Reflections on Redeployment from Iraq

By

Richard W. Crockett

 

 

OK, “redeployment” is the anti-war spin the same way “cut-and-run” is the pro-war spin.  But there could be good case for redeployment.  At the first it could involve shifting our attention to Afghanistan by moving troops there and more properly targeting our efforts toward the resurgent Talibon and their Al-Queda allies.  Second it may provide an opportunity to interfere with heroin production as a side benefit.  And if you believe that military endeavors can provide solutions to political problems, it may reestablish and extend control of the Karzi regime in a country where we have some some success.  But there also could be a downside in Afghanistan.  Our presence could provide the polarity needed to attract more Muslim radicals to Afghanistan and siphon off whatever Al-Quaeda efforts are within the Iraq insurgency (that would be good) and move those efforts to Afghanistan (that would be bad).  So it may be that if pulling out of Iraq is chosen as a policy, it should not take the form of redeployment as just described.  But there could be other benefits to withdrawal from Iraq, if it is done “cleanly” and completely. 

 

Our absence from Iraq, it is argued by the pro-war crowd, will lead to a “bloodbath.”  Maybe, but a mindless bloodbath is going on now.  Consider the other implications of our absence from Iraq.  If we believe that our presence in Iraq is a deterrent to the sectarian civil war in Iraq, we might expect that civil war to escalate into intensified sectarian violence.  But consider this.  If that should be the case, Syria, which is mostly Sunni, but supporting Hezbolla against Israel in Lebanon, would find itself at odds with Iran, which is mostly Shiite and is the principal sponsor of Hezbollah.  Syria is on Iraq’s western border and Iran is on Iraq’s eastern border.  Syria is run by a quasi-secular, but tilting Sunni Bathist regime, like the old Iraqi regime of Saddam Hussein, and Iran is a Shiite, pseudo-democratic theocracy in which Muslim Shiite clerics have final sway. 

 

Now imagine that the sectarian war in Iraq and the fight for the control of Iraq by Sunni or Shiite sects poisons the apparent cooperation between Syria (Sunni) and Iran (Shiite) regarding the support of Hezbollah in Lebanon and toward Israel.  They would have their own tensions in pursuing their own interests in Iraq, which surely would serve as a distraction from Israel, and cooperation in Lebanon.  President Bush likes to say that if we are “defeated” in Iraq, the “terrorists” will follow us to our country.  Maybe, but I doubt it.

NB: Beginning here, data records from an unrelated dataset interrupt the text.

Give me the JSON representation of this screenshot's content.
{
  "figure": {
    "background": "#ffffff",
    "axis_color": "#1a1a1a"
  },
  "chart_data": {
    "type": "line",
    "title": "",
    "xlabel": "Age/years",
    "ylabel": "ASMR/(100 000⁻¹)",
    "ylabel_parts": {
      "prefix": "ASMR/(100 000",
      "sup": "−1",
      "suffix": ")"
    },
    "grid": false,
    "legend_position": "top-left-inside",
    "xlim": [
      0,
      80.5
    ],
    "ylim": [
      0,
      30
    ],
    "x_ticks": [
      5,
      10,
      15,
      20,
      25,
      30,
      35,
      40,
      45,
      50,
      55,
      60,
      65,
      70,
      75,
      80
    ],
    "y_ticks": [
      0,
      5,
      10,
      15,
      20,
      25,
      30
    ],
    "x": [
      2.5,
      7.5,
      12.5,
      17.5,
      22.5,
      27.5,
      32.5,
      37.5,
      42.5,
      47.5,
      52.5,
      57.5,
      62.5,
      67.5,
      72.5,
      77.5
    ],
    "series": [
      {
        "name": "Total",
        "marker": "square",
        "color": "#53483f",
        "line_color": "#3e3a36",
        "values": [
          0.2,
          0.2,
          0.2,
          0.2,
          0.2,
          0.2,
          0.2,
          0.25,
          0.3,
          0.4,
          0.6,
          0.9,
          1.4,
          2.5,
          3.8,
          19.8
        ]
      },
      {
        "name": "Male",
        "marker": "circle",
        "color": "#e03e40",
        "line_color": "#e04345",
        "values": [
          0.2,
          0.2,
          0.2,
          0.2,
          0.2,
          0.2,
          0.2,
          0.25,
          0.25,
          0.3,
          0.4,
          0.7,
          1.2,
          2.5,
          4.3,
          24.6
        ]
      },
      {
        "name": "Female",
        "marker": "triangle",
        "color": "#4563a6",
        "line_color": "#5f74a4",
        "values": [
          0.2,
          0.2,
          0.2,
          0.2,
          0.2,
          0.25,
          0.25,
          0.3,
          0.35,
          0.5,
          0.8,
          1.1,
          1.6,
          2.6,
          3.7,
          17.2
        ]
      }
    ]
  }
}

The formulation is far too simple minded.   For if Muslim radicals are caught up in their own sectarian struggles in the region, where the stakes for them are highest, and where the vision of success for each is more proximate, they will have little time or resources available for overseas adventurism.  The solution to distracting the attention of the competing variants of Muslim radicalism from us and from others in the West may be in creating conditions which compels them to focus upon themselves, each other, and their own immediate interests. And this distraction could endure.  In the theory of political conflict issue displacement usually results in the complete eclipse of one dominant issue by another for a foreseeable future. The sectarian violence could completely displace the American intrusion as the burning issue of the day.  Let us arrange for “the chips to fall where they may” and “let the Devil take the hindmost.” America’s immediate national interest in Iraq may be in getting out.